Ablenkung für ein paar Stunden

Auch Friseurmeister Marcel Schneider aus Nürnberg haben die Geschehnisse in der Ukraine tief erschüttert. Er bietet geflüchteten Familien an, sich in seinem Salon „Coiffeur by Marcel“ verschönern zu lassen. „Ich möchte,  dass sich die Familien bei mir im Salon wohlfühlen", sagt der Friseurmeister. Natürlich wisse er, dass Haareschneiden in diesen Zeiten nicht das Wichtigste sei, aber er hoffe, die Familien so ein bis zwei Stunden ablenken zu können. Marcel Schneiders Familie erlebte am eigenen Leib, was es bedeutet, alles zu verlieren. „Meine Mutter und Großeltern wurden aus dem damaligen Sudetenland (heute Tschechien) zwangsenteignet und mussten fliehen. Bis heute hat uns das in der Familie nicht losgelassen“, erzählt Marcel.

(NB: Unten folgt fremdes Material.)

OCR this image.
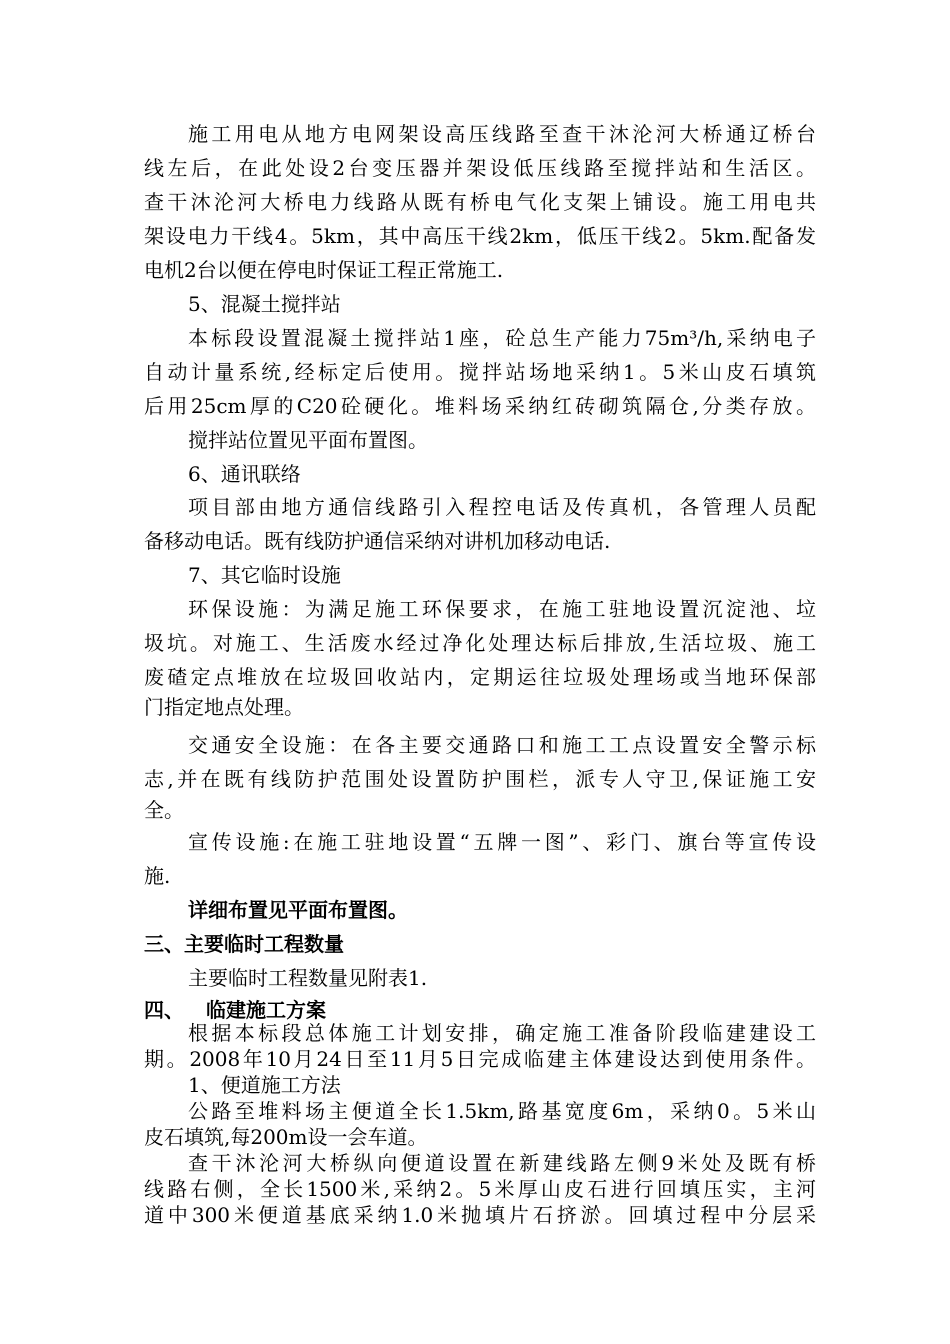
施工用电从地方电网架设高压线路至查干沐沦河大桥通辽桥台
线左后，在此处设2台变压器并架设低压线路至搅拌站和生活区。
查干沐沦河大桥电力线路从既有桥电气化支架上铺设。施工用电共
架设电力干线4。5km，其中高压干线2km，低压干线2。5km.配备发
电机2台以便在停电时保证工程正常施工.
5、混凝土搅拌站
本标段设置混凝土搅拌站1座，砼总生产能力75m³/h,采纳电子
自动计量系统,经标定后使用。搅拌站场地采纳1。5米山皮石填筑
后用25cm厚的C20砼硬化。堆料场采纳红砖砌筑隔仓,分类存放。
搅拌站位置见平面布置图。
6、通讯联络
项目部由地方通信线路引入程控电话及传真机，各管理人员配
备移动电话。既有线防护通信采纳对讲机加移动电话.
7、其它临时设施
环保设施：为满足施工环保要求，在施工驻地设置沉淀池、垃
圾坑。对施工、生活废水经过净化处理达标后排放,生活垃圾、施工
废碴定点堆放在垃圾回收站内，定期运往垃圾处理场或当地环保部
门指定地点处理。
交通安全设施：在各主要交通路口和施工工点设置安全警示标
志,并在既有线防护范围处设置防护围栏，派专人守卫,保证施工安
全。
宣传设施:在施工驻地设置“五牌一图”、彩门、旗台等宣传设
施.
详细布置见平面布置图。
三、主要临时工程数量
主要临时工程数量见附表1.
四、 临建施工方案
根据本标段总体施工计划安排，确定施工准备阶段临建建设工
期。2008年10月24日至11月5日完成临建主体建设达到使用条件。
1、便道施工方法
公路至堆料场主便道全长1.5km,路基宽度6m，采纳0。5米山
皮石填筑,每200m设一会车道。
查干沐沦河大桥纵向便道设置在新建线路左侧9米处及既有桥
线路右侧，全长1500米,采纳2。5米厚山皮石进行回填压实，主河
道中300米便道基底采纳1.0米抛填片石挤淤。回填过程中分层采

Mit Glitzertattoos und Waffeln

„Wir haben mit etwas Glitzerstaub einem guten Zweck gedient“, freut sich Patricia Klawitter-Floer vom gleichnamigen Salon in Sölderholz. Die Friseurmeisterin hatte gemeinsam mit ihrem Team und der Kita „Zappelbande“ mit Glitzertattoos und Waffeln Geld für medizinische Produkte gesammelt, die in die Ukraine geschickt werden. „Während die Erzieher den Ukraine-Krieg kindgerecht aufarbeiteten, kam die Idee auf, eine Spendenaktion zu organisieren“, sagt Steffi Christaldi, erste Vorsitzende der Elterninitiative Zappelbande. 561 Euro kamen so zusammen, die an einen ukrainischen Urologen in Herdecke gehen, der momentan Geld sogenannte Fixateure sammelt. Fixateure sind an der Haut zu befestigende Haltesysteme bei Knochenbrüchen.

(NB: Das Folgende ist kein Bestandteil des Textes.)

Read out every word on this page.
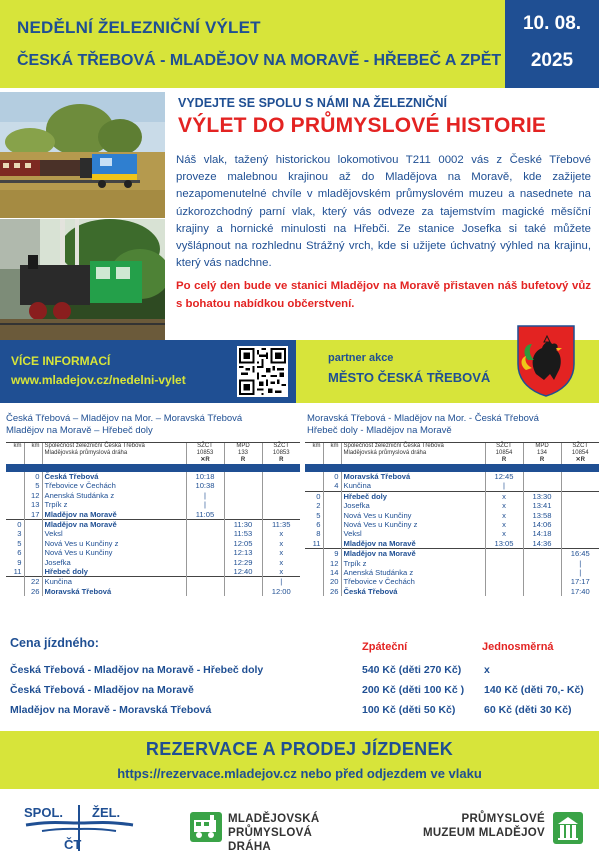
NEDĚLNÍ ŽELEZNIČNÍ VÝLET
ČESKÁ TŘEBOVÁ - MLADĚJOV NA MORAVĚ - HŘEBEČ A ZPĚT
10. 08.
2025
VYDEJTE SE SPOLU S NÁMI NA ŽELEZNIČNÍ
VÝLET DO PRŮMYSLOVÉ HISTORIE
Náš vlak, tažený historickou lokomotivou T211 0002 vás z České Třebové proveze malebnou krajinou až do Mladějova na Moravě, kde zažijete nezapomenutelné chvíle v mladějovském průmyslovém muzeu a nasednete na úzkorozchodný parní vlak, který vás odveze za tajemstvím magické měsíční krajiny a hornické minulosti na Hřebči. Ze stanice Josefka si také můžete vyšlápnout na rozhlednu Strážný vrch, kde si užijete úchvatný výhled na krajinu, který vás nadchne.
Po celý den bude ve stanici Mladějov na Moravě přistaven náš bufetový vůz s bohatou nabídkou občerstvení.
VÍCE INFORMACÍ
www.mladejov.cz/nedelni-vylet
partner akce
MĚSTO ČESKÁ TŘEBOVÁ
Česká Třebová – Mladějov na Mor. – Moravská Třebová
Mladějov na Moravě – Hřebeč doly
Moravská Třebová - Mladějov na Mor. - Česká Třebová
Hřebeč doly - Mladějov na Moravě
km	km	Společnost železniční Česká Třebová	SŽCT	MPD	SŽCT
		Mladějovská průmyslová dráha	10853	133	10853
			✕R	R	R

	0	Česká Třebová	10:18		
	5	Třebovice v Čechách	10:38		
	12	Anenská Studánka z	|		
	13	Trpík z	|		
	17	Mladějov na Moravě	11:05		
0		Mladějov na Moravě		11:30	11:35
3		Veksl		11:53	x
5		Nová Ves u Kunčiny z		12:05	x
6		Nová Ves u Kunčiny		12:13	x
9		Josefka		12:29	x
11		Hřebeč doly		12:40	x
	22	Kunčina			|
	26	Moravská Třebová			12:00
km	km	Společnost železniční Česká Třebová	SŽCT	MPD	SŽCT
		Mladějovská průmyslová dráha	10854	134	10854
			R	R	✕R

	0	Moravská Třebová	12:45		
	4	Kunčina	|		
0		Hřebeč doly	x	13:30	
2		Josefka	x	13:41	
5		Nová Ves u Kunčiny	x	13:58	
6		Nová Ves u Kunčiny z	x	14:06	
8		Veksl	x	14:18	
11		Mladějov na Moravě	13:05	14:36	
	9	Mladějov na Moravě			16:45
	12	Trpík z			|
	14	Anenská Studánka z			|
	20	Třebovice v Čechách			17:17
	26	Česká Třebová			17:40
Cena jízdného:	Zpáteční	Jednosměrná
Česká Třebová - Mladějov na Moravě - Hřebeč doly	540 Kč (děti 270 Kč) x
Česká Třebová - Mladějov na Moravě	200 Kč (děti 100 Kč ) 140 Kč (děti 70,- Kč)
Mladějov na Moravě - Moravská Třebová	100 Kč (děti 50 Kč)	60 Kč (děti 30 Kč)
REZERVACE A PRODEJ JÍZDENEK
https://rezervace.mladejov.cz nebo před odjezdem ve vlaku
SPOL. ŽEL.
ČT
MLADĚJOVSKÁ
PRŮMYSLOVÁ DRÁHA
PRŮMYSLOVÉ
MUZEUM MLADĚJOV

"Gib was du kannst - wir spenden!"

Nach dem Motto „Jeder zahlt was er kann“, schnitt das Team der „Hairlounge-Rangsdorf“ mit Inhaberin Karina Guddat einen ganzen Tag lang die Haare, mit dem Ziel, den Erlös an eine Ukraine-Hilfsorganisation zu spenden. Doch die Friseurmeisterin dachte vor der Charity Cut-Aktion nicht nur an die Betroffenen des Ukraine-Krieges: „Das soll auch Menschen einen Haarschnitt ermöglichen, die durch Corona oder andere Gründe in eine finanzielle Schieflage geraten sind“, so Karina Guddat. Trotzdem freute sie sich am Ende des Tages natürlich sehr über die stolze Summe von 1400 Euro, die nun der Ukraine-Hilfe zugutekommt.